Specifically, the feature extraction module is composed of 5 coding units connected in series, and each coding unit is composed of a 2-by-one void convolution layer, a 1-by-one normalization layer, a 1-by-one linear correction unit layer and a 1-by-one down-sampling layer connected in series; the lymph node segmentation module is formed by connecting 5 decoding units and 1 Softmax layer in series, and each decoding unit is formed by connecting 1 sampling layer, 2 void convolution layer, 1 group normalization layer and 1 linear correction unit layer in series.

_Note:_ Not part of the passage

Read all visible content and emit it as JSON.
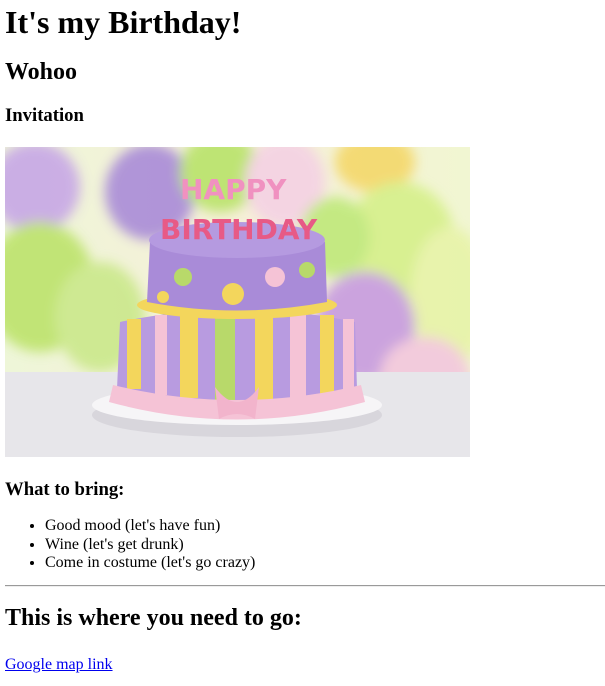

Specifically, the void convolution layer is used for extracting lymph node image features, and a void convolution operation formula is as follows:
Figure BDA0001981828750000031
wherein x is an input lymph node image, w is a cavity convolution kernel, r is an expansion rate of the cavity convolution, k is a moving range of the center of the convolution kernel, i is a position of a pixel point, and y is an output characteristic diagram.
Specifically, the group normalization operation formula is as follows:
Figure BDA0001981828750000032
wherein x is(k)The value of the input feature map for the kth hole convolution layer, E the expectation of all feature values in the input feature map, Var (-) the variance of all input feature values,
Figure BDA0001981828750000033
the characteristic value is normalized.
Specifically, the linear correction unit operation formula is as follows:
Figure BDA0001981828750000034
and performing linear correction on the input characteristic value, wherein when the input characteristic value is greater than 0, the output characteristic value is unchanged, and when the input characteristic value is less than 0, the output characteristic value is 0.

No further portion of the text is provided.